Adital – Teólogo com numerosas obras publicadas, o jesuíta José Ignacio González Faus, responsável pelo Centro de Estudos Cristianismo e Justiça da Espanha, comemora o fato de alguns temas que a Igreja dava as costas agora seja tema de preocupações do papa Francisco. Comprometido com as causas sociais, o teólogo lembra que 30 mil pessoas morrem de fome, diariamente. E isso não comove as pessoas. “Uma encíclica de João Paulo II diz que, em tempos de crise, todos os objetos de culto valiosos que a Igreja possui devem estar a serviço das vítimas”, recorda.

Faus acredita que a Teologia da Libertação, “que tem o grande mérito de ter suportado o maltrato assim como Jesus suportou”, já não pode ser desautorizada, mas, por outro lado, teme que o papa Francisco corra sérios perigos: “Neste momento, fariseus e herodianos já estão se unindo para planejar como acabar com o Papa”, lamenta. Ele teme, mas não perde a esperança: “Temos que ter fé; não a de recitar o credo, mas a de saber que as coisas podem mudar”. A seguir a entrevista, com tradução do  Cepat.

Você é uma das pessoas que alimentaram, ao longo dos anos, o espírito do Vaticano II, promovendo e provocando. E o papado de Francisco?

Bom, como você diz, em todos estes anos tentei promover o espírito do Vaticano II, que é o do Evangelho. Atualizá-lo ao máximo possível, colocá-lo em dia, torná-lo visível no mundo e na Igreja… Entretanto, eu também estava decidido que terminava meus dias com uma sensação de fracasso. Até que, rapidamente, acendeu-se uma luz, que tomara que vigore. Algo que eu disse bastante a respeito deste momento, é que tomara não nos  aconteça o mesmo que aos apóstolos no momento da ascensão. Porque todos nós temos certa tendência ao messianismo, a esperar um Messias que nos resolva a vida. Isto é muito compreensível, porque há muitas coisas para arrumar, mas desde quando fiz minha cristologia, disse que o fato de Jesus ser o Messias significa que nos fez messiânicos. Portanto, a nomeação do papa Francisco, embora seja uma alegria, não quer dizer que agora tudo será fácil. E também requer uma responsabilidade de nossa parte: a de fazer as coisas com rigor e com sentido de diálogo.
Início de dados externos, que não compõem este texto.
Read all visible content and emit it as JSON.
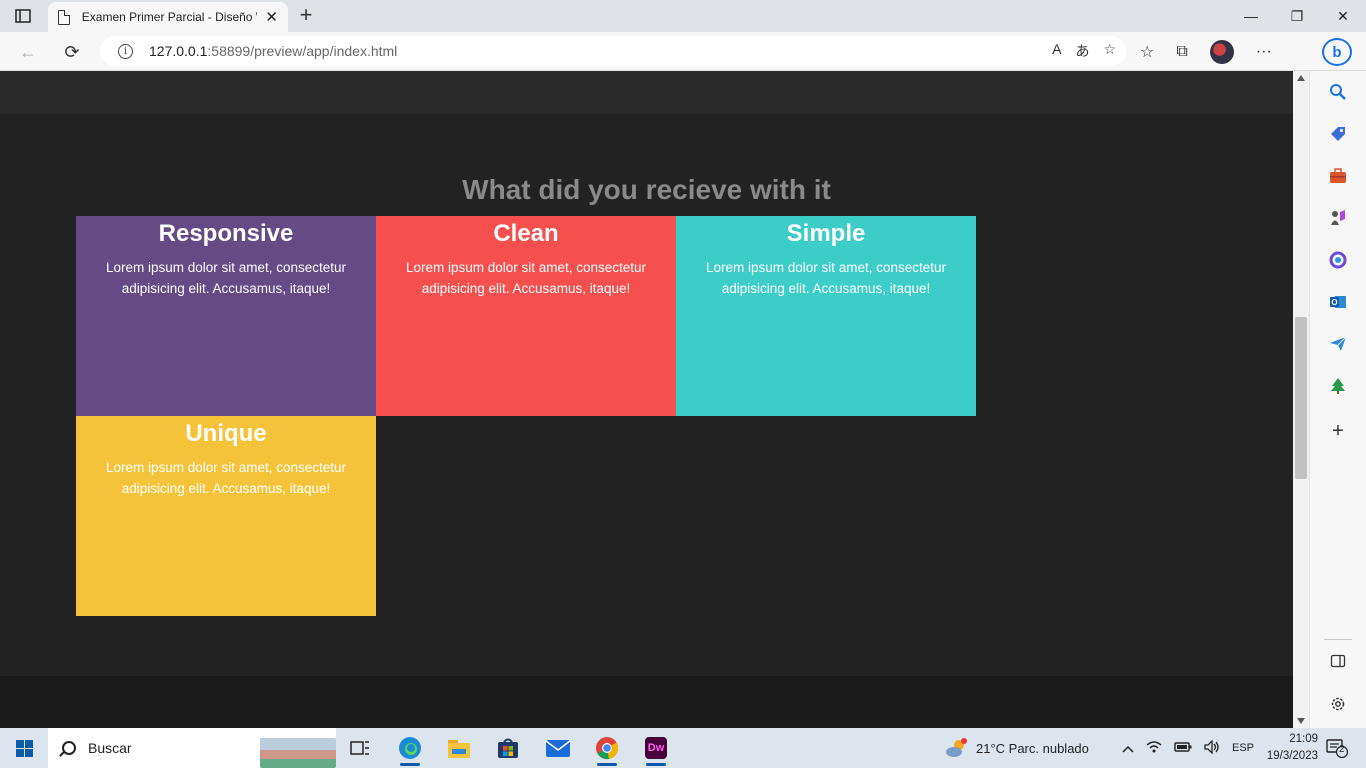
{
  "browser": {
    "tab_title": "Examen Primer Parcial - Diseño W",
    "tab_close": "✕",
    "new_tab": "+",
    "url_host": "127.0.0.1",
    "url_rest": ":58899/preview/app/index.html",
    "win_minimize": "—",
    "win_restore": "❐",
    "win_close": "✕",
    "back": "←",
    "reload": "⟳",
    "read_aloud": "A",
    "translate": "あ",
    "favorite_add": "☆",
    "favorites": "☆",
    "collections": "⧉",
    "more": "···",
    "bing": "b"
  },
  "page": {
    "section_title": "What did you recieve with it",
    "cards": [
      {
        "title": "Responsive",
        "text": "Lorem ipsum dolor sit amet, consectetur adipisicing elit. Accusamus, itaque!",
        "color": "#654A86"
      },
      {
        "title": "Clean",
        "text": "Lorem ipsum dolor sit amet, consectetur adipisicing elit. Accusamus, itaque!",
        "color": "#F54F4E"
      },
      {
        "title": "Simple",
        "text": "Lorem ipsum dolor sit amet, consectetur adipisicing elit. Accusamus, itaque!",
        "color": "#3CCDC8"
      },
      {
        "title": "Unique",
        "text": "Lorem ipsum dolor sit amet, consectetur adipisicing elit. Accusamus, itaque!",
        "color": "#F5C33A"
      }
    ]
  },
  "taskbar": {
    "search_text": "Buscar",
    "weather": "21°C  Parc. nublado",
    "language": "ESP",
    "time": "21:09",
    "date": "19/3/2023",
    "notifications": "2",
    "dw_label": "Dw"
  }
}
O cristianismo deve voltar a se ocupar do mundo e, como disse o último documento escrito pelo Papa, que nossa estrutura econômica e a política mundial não sejam uma estrutura assassina.
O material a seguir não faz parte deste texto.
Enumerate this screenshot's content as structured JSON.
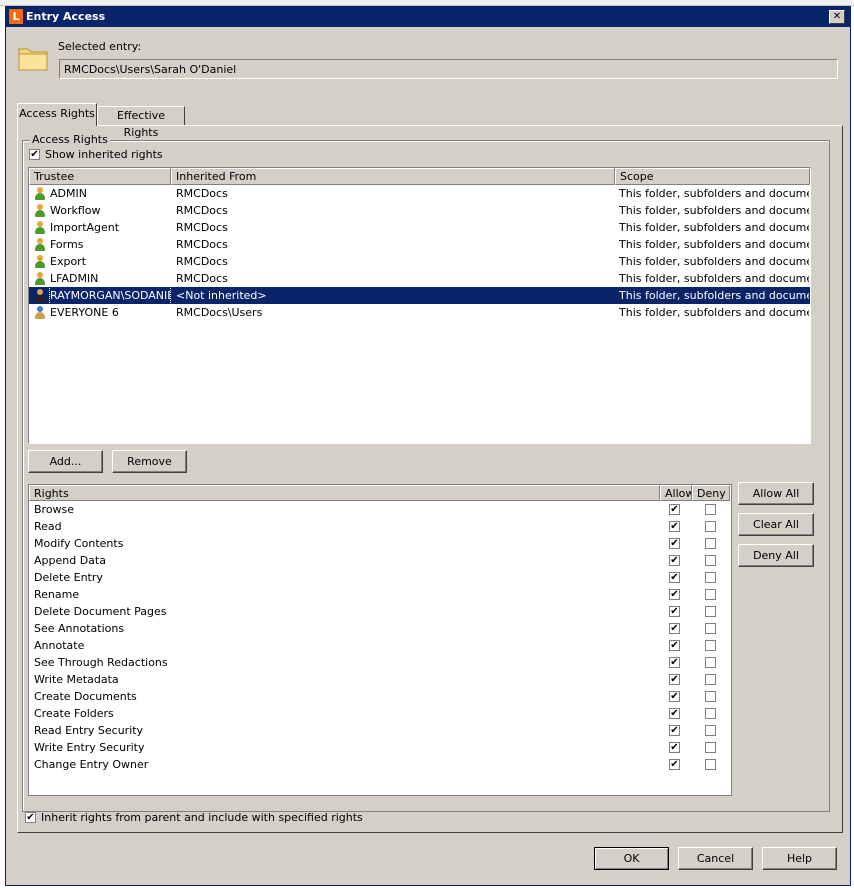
{
  "window": {
    "title": "Entry Access",
    "app_icon_letter": "L",
    "close_glyph": "✕"
  },
  "selected_entry": {
    "label": "Selected entry:",
    "value": "RMCDocs\\Users\\Sarah O'Daniel"
  },
  "tabs": [
    {
      "label": "Access Rights"
    },
    {
      "label": "Effective Rights"
    }
  ],
  "access_rights": {
    "group_label": "Access Rights",
    "show_inherited": {
      "label": "Show inherited rights",
      "checked": true
    },
    "columns": [
      "Trustee",
      "Inherited From",
      "Scope"
    ],
    "trustees": [
      {
        "name": "ADMIN",
        "inherited_from": "RMCDocs",
        "scope": "This folder, subfolders and documents",
        "icon": "user-icon"
      },
      {
        "name": "Workflow",
        "inherited_from": "RMCDocs",
        "scope": "This folder, subfolders and documents",
        "icon": "user-icon"
      },
      {
        "name": "ImportAgent",
        "inherited_from": "RMCDocs",
        "scope": "This folder, subfolders and documents",
        "icon": "user-icon"
      },
      {
        "name": "Forms",
        "inherited_from": "RMCDocs",
        "scope": "This folder, subfolders and documents",
        "icon": "user-icon"
      },
      {
        "name": "Export",
        "inherited_from": "RMCDocs",
        "scope": "This folder, subfolders and documents",
        "icon": "user-icon"
      },
      {
        "name": "LFADMIN",
        "inherited_from": "RMCDocs",
        "scope": "This folder, subfolders and documents",
        "icon": "user-icon"
      },
      {
        "name": "RAYMORGAN\\SODANIEL",
        "inherited_from": "<Not inherited>",
        "scope": "This folder, subfolders and documents",
        "icon": "domain-user-icon",
        "selected": true
      },
      {
        "name": "EVERYONE 6",
        "inherited_from": "RMCDocs\\Users",
        "scope": "This folder, subfolders and documents",
        "icon": "group-icon"
      }
    ],
    "add_label": "Add...",
    "remove_label": "Remove"
  },
  "rights": {
    "columns": [
      "Rights",
      "Allow",
      "Deny"
    ],
    "items": [
      {
        "name": "Browse",
        "allow": true,
        "deny": false
      },
      {
        "name": "Read",
        "allow": true,
        "deny": false
      },
      {
        "name": "Modify Contents",
        "allow": true,
        "deny": false
      },
      {
        "name": "Append Data",
        "allow": true,
        "deny": false
      },
      {
        "name": "Delete Entry",
        "allow": true,
        "deny": false
      },
      {
        "name": "Rename",
        "allow": true,
        "deny": false
      },
      {
        "name": "Delete Document Pages",
        "allow": true,
        "deny": false
      },
      {
        "name": "See Annotations",
        "allow": true,
        "deny": false
      },
      {
        "name": "Annotate",
        "allow": true,
        "deny": false
      },
      {
        "name": "See Through Redactions",
        "allow": true,
        "deny": false
      },
      {
        "name": "Write Metadata",
        "allow": true,
        "deny": false
      },
      {
        "name": "Create Documents",
        "allow": true,
        "deny": false
      },
      {
        "name": "Create Folders",
        "allow": true,
        "deny": false
      },
      {
        "name": "Read Entry Security",
        "allow": true,
        "deny": false
      },
      {
        "name": "Write Entry Security",
        "allow": true,
        "deny": false
      },
      {
        "name": "Change Entry Owner",
        "allow": true,
        "deny": false
      }
    ],
    "allow_all_label": "Allow All",
    "clear_all_label": "Clear All",
    "deny_all_label": "Deny All"
  },
  "inherit": {
    "label": "Inherit rights from parent and include with specified rights",
    "checked": true
  },
  "footer": {
    "ok_label": "OK",
    "cancel_label": "Cancel",
    "help_label": "Help"
  },
  "colors": {
    "titlebar": "#0a246a",
    "dialog_bg": "#d4d0c8",
    "selection": "#0a246a",
    "app_icon": "#f16b0e"
  }
}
A abertura de horizonte na Igreja foi um milagre inesperado?

Sim. Uma das coisas que a história me ensinou é que seus grandes momentos vêm inesperadamente. O medo que eu tinha é que, de imediato, viesse o milagre e nos pegasse sem estarmos preparados. E outra coisa que a história ensina é a paciência: A confiança de que aquilo que se faz pelo Reino com amor, os talentos que são investidos não se perdem. Na economia são perdidos muitos investimentos, mas isso é diferente.
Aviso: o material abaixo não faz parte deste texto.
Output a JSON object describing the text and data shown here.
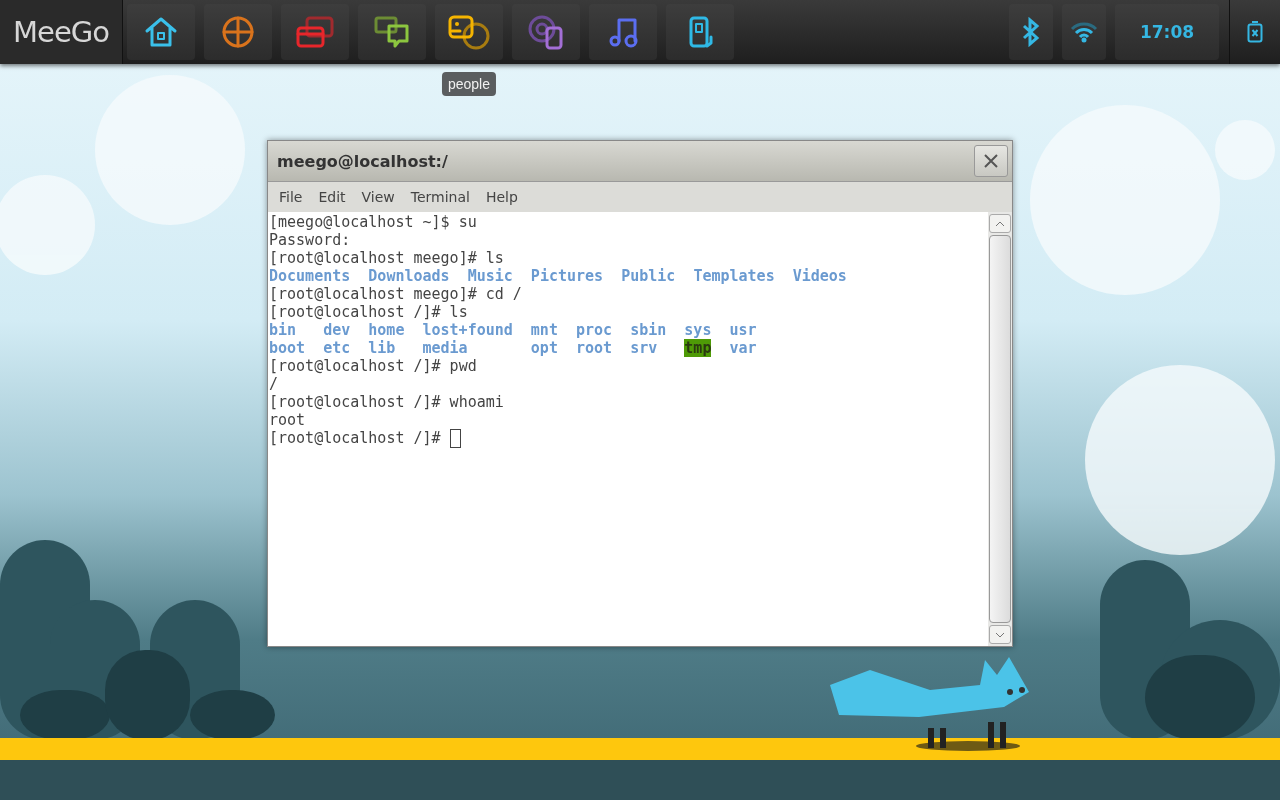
{
  "panel": {
    "logo": "MeeGo",
    "apps": [
      {
        "kind": "home",
        "color": "#3ac0ea"
      },
      {
        "kind": "grid",
        "color": "#d9731c"
      },
      {
        "kind": "windows",
        "color": "#e8262b"
      },
      {
        "kind": "chat",
        "color": "#8cc63f"
      },
      {
        "kind": "people",
        "color": "#f5b400",
        "tooltip": "people"
      },
      {
        "kind": "camera",
        "color": "#a36fd6"
      },
      {
        "kind": "music",
        "color": "#5b6ef0"
      },
      {
        "kind": "phone",
        "color": "#2fb9e6"
      }
    ],
    "status": {
      "clock": "17:08"
    }
  },
  "window": {
    "title": "meego@localhost:/",
    "menu": [
      "File",
      "Edit",
      "View",
      "Terminal",
      "Help"
    ],
    "lines": [
      {
        "kind": "text",
        "text": "[meego@localhost ~]$ su"
      },
      {
        "kind": "text",
        "text": "Password:"
      },
      {
        "kind": "text",
        "text": "[root@localhost meego]# ls"
      },
      {
        "kind": "listing",
        "rows": [
          [
            {
              "name": "Documents",
              "highlighted": false
            },
            {
              "name": "Downloads",
              "highlighted": false
            },
            {
              "name": "Music",
              "highlighted": false
            },
            {
              "name": "Pictures",
              "highlighted": false
            },
            {
              "name": "Public",
              "highlighted": false
            },
            {
              "name": "Templates",
              "highlighted": false
            },
            {
              "name": "Videos",
              "highlighted": false
            }
          ]
        ]
      },
      {
        "kind": "text",
        "text": "[root@localhost meego]# cd /"
      },
      {
        "kind": "text",
        "text": "[root@localhost /]# ls"
      },
      {
        "kind": "listing",
        "rows": [
          [
            {
              "name": "bin",
              "highlighted": false
            },
            {
              "name": "dev",
              "highlighted": false
            },
            {
              "name": "home",
              "highlighted": false
            },
            {
              "name": "lost+found",
              "highlighted": false
            },
            {
              "name": "mnt",
              "highlighted": false
            },
            {
              "name": "proc",
              "highlighted": false
            },
            {
              "name": "sbin",
              "highlighted": false
            },
            {
              "name": "sys",
              "highlighted": false
            },
            {
              "name": "usr",
              "highlighted": false
            }
          ],
          [
            {
              "name": "boot",
              "highlighted": false
            },
            {
              "name": "etc",
              "highlighted": false
            },
            {
              "name": "lib",
              "highlighted": false
            },
            {
              "name": "media",
              "highlighted": false
            },
            {
              "name": "opt",
              "highlighted": false
            },
            {
              "name": "root",
              "highlighted": false
            },
            {
              "name": "srv",
              "highlighted": false
            },
            {
              "name": "tmp",
              "highlighted": true
            },
            {
              "name": "var",
              "highlighted": false
            }
          ]
        ]
      },
      {
        "kind": "text",
        "text": "[root@localhost /]# pwd"
      },
      {
        "kind": "text",
        "text": "/"
      },
      {
        "kind": "text",
        "text": "[root@localhost /]# whoami"
      },
      {
        "kind": "text",
        "text": "root"
      },
      {
        "kind": "prompt",
        "text": "[root@localhost /]#"
      }
    ]
  }
}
E você não acredita que é necessário reabilitar as pessoas que foram pacientes durante todo este tempo?

Eu não quero exigir nada agora, porque me condenaram antes, nem muito menos dizer “agora vamos incomodar, porque nós tínhamos razão”. O que eu desejo é que dialoguemos, que entre todos, sem espírito de vitória, nem de vergonha, façamos o que Deus quer, que é trabalhar por um mundo melhor. Já Pio XII, no ano de 1952, disse que era preciso refazer o mundo “a partir dos alicerces”. No entanto, ao invés de refazê-lo, nós o temos deteriorado ainda mais.

O senhor enxerga uma clara mudança de tendência na nova dinâmica eclesial?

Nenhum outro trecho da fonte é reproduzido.